Once you try to scratch beneath the surface with our actions, we understand that the question of secularism is a theory. When I talk to the girls, I understand that there are guys who touch women’s asses here too! Those guys propose them to have sex for a cocktail. This is why we are trying to explain that there are no societies where women and men have reached equality. I cannot compare Ukraine and France. We are too far. There are a lot of things that have already been done in France, that make you feel proud to be in this country. But let’s not put rose-tinted glasses on; let’s keep going and doing it.

cafebabel.com: Do you get threats ?

Inna Shevchenko: Yes. Yesterday night, before going to bed, I received a text message from a French number (shows me her mobile phone) ‘Die’; ’Fuck Femen, you are a shame for women and the world’; 'Fuck you Inna. The day you die I will open a bottle of champagne’; ‘I hope you will die soon’. Yeah (laughs).

cafebabel.com: Are you scared?

Inna Shevchenko: Our protection is our actions and our activity. Until now we keep going and we are protected because they are scared. Of course I know that I can be killed. But it is all about personal choice and we are all thinking about it.
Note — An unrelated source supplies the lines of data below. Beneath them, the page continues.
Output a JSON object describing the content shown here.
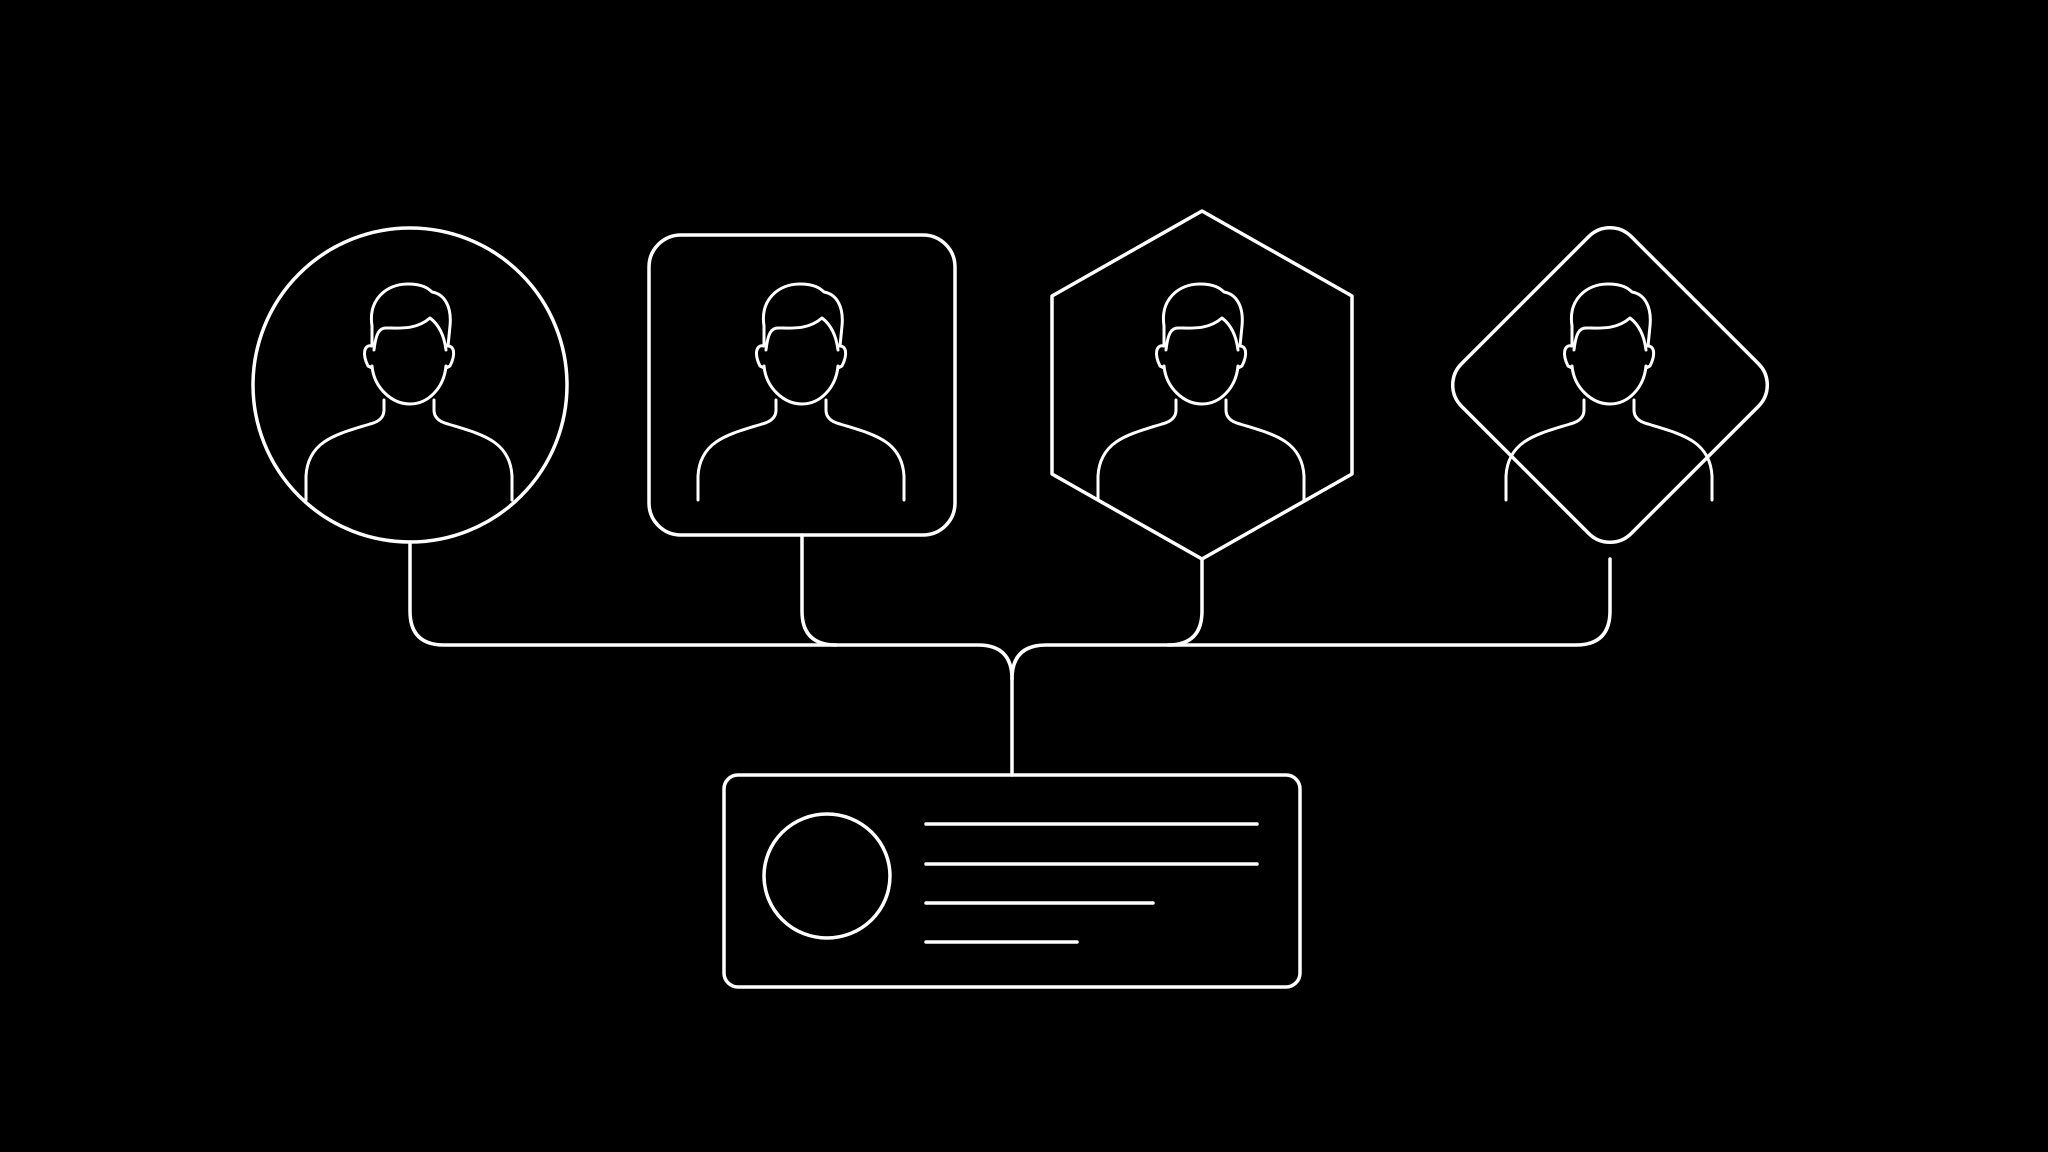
{
  "colors": {
    "background": "#000000",
    "line": "#ffffff"
  },
  "avatars": [
    {
      "frame": "circle",
      "icon": "person-icon"
    },
    {
      "frame": "rounded-square",
      "icon": "person-icon"
    },
    {
      "frame": "hexagon",
      "icon": "person-icon"
    },
    {
      "frame": "rounded-diamond",
      "icon": "person-icon"
    }
  ],
  "profile_card": {
    "avatar_shape": "circle",
    "text_line_count": 4
  }
}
'I have already been in a kind of situation where I was already prepared to die, in Belarus'

Maybe I am the only one who is saying this, because I have been in a kind of situation where I was already prepared to die. It was in Belarus, where I was waiting for death to come for 24 hours. And you just check yourself. I did it when I was being nearly killed. I then realised that I don’t feel sorry and I don’t want to change anything to stay alive. When they try to do it, it shows how scared they are and it shows the huge potential of what we do.